Recently, Pepsi announced that they were going to remove aspartame from from Diet Pepsi and replace it with sucralose and acesulfame potassium, AKA Ace K. Sucralose is derived from sugar, and Ace K is the sweetener used in Coke Zero that gives it that “real sugar” flavor. Internet-based fears about aspartame are sweeping. Quacks and conspiracy theorists say it’s the most dangerous substance in food, that it causes MS like symptoms and, my personal favorite, that it killed Heath Ledger.
So with all these fears, was removing aspartame from Diet Pepsi necessary for safety or health? Science says no.

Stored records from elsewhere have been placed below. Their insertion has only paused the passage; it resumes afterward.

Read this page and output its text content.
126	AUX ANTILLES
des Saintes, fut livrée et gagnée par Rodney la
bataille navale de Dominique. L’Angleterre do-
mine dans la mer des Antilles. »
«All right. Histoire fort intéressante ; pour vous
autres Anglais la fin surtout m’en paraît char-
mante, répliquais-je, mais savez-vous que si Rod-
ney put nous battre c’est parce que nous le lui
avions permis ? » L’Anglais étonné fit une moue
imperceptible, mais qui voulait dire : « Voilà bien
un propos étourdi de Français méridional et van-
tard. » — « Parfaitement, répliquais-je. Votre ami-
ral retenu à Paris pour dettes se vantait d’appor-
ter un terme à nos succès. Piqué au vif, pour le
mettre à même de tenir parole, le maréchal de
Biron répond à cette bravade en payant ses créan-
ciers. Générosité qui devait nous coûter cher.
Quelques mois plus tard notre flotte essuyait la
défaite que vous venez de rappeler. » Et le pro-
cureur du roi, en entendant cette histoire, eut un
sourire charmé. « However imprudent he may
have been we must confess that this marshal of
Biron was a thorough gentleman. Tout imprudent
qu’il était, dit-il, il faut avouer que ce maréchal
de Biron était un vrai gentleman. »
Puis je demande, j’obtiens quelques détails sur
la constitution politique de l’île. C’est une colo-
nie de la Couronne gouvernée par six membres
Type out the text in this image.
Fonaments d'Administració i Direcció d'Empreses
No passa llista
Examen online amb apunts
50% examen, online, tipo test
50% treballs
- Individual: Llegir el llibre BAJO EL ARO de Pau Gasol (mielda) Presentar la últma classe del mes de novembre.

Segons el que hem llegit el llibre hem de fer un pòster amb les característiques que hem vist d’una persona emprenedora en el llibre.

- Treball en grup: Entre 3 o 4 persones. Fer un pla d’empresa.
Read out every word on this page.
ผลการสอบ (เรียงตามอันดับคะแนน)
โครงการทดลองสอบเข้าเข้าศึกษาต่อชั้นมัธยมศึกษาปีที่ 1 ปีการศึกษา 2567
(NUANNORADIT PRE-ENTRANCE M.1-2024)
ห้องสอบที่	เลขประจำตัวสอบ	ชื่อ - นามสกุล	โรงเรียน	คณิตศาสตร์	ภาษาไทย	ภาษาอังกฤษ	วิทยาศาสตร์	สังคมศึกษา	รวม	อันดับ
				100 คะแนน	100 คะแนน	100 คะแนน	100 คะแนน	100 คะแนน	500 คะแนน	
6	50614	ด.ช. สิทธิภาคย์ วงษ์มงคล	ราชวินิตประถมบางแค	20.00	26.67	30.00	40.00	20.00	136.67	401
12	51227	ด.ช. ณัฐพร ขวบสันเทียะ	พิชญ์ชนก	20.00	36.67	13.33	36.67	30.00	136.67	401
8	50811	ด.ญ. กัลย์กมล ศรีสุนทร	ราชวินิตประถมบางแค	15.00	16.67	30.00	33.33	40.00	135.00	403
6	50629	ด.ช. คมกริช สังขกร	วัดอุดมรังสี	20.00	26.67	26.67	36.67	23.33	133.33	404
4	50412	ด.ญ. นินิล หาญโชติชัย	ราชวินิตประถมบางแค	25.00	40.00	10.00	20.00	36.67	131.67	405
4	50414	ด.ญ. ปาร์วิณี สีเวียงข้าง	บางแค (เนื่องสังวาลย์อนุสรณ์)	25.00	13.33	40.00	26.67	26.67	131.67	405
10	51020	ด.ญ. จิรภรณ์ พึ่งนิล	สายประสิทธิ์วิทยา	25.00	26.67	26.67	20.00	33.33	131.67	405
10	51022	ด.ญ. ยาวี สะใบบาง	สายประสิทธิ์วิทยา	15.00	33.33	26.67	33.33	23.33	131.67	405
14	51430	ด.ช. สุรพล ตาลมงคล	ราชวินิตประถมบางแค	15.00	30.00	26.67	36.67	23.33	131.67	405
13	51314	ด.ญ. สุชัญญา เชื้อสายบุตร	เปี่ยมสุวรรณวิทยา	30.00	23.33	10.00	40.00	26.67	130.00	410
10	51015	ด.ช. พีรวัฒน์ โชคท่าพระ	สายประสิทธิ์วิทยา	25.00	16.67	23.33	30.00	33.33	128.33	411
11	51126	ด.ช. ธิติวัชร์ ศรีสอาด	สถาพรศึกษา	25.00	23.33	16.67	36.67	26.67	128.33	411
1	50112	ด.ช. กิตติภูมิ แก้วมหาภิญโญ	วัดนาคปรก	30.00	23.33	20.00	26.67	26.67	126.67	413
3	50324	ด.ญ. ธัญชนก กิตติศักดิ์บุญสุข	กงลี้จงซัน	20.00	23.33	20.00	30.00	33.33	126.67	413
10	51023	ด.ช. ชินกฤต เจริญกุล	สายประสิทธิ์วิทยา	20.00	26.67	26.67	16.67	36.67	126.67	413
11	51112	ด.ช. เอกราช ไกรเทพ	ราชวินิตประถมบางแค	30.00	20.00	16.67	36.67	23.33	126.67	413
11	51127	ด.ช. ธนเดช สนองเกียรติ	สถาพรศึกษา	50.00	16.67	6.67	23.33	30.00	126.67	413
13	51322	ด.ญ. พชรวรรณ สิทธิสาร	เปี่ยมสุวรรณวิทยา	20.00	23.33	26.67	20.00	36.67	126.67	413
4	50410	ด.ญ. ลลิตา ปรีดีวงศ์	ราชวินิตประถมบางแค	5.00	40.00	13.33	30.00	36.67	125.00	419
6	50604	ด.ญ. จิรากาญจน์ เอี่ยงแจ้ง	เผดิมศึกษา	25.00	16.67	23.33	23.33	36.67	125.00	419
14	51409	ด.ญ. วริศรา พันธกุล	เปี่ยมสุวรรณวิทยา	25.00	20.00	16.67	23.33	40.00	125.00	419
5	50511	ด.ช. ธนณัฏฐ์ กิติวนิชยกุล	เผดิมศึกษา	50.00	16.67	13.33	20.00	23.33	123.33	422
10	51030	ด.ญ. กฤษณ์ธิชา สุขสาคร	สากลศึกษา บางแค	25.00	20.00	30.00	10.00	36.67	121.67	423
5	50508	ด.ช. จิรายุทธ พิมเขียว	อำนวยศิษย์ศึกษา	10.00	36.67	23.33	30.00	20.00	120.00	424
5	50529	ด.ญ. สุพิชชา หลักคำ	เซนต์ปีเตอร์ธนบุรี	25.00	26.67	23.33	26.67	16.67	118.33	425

Aspartame is one of the most-studied food additives ever. It’s been shown, time after time, to be safe. No links to cancer, MS, ADHD, the NY Yankees, premature ejaculation, your dog sniffing the litter box, or any other random thing you want to blame on this. It just tastes sweet.
It’s not even making you fat. I’m sure you’ve heard that diet soda with aspartame can cause weight gain. I drank Diet Coke when I was overweight, I drank Diet Coke all through my 90lb-weight loss, and I still drink Diet Coke. The difference is that I eat a lot more fruits and vegetables now and fewer french fries. An excess of calories will make you gain weight, not carbonated water with caffeine. Studies linking diet soda to weight gain are, at best, corollary, and haven’t closely enough examined the other behaviors of the people in the study.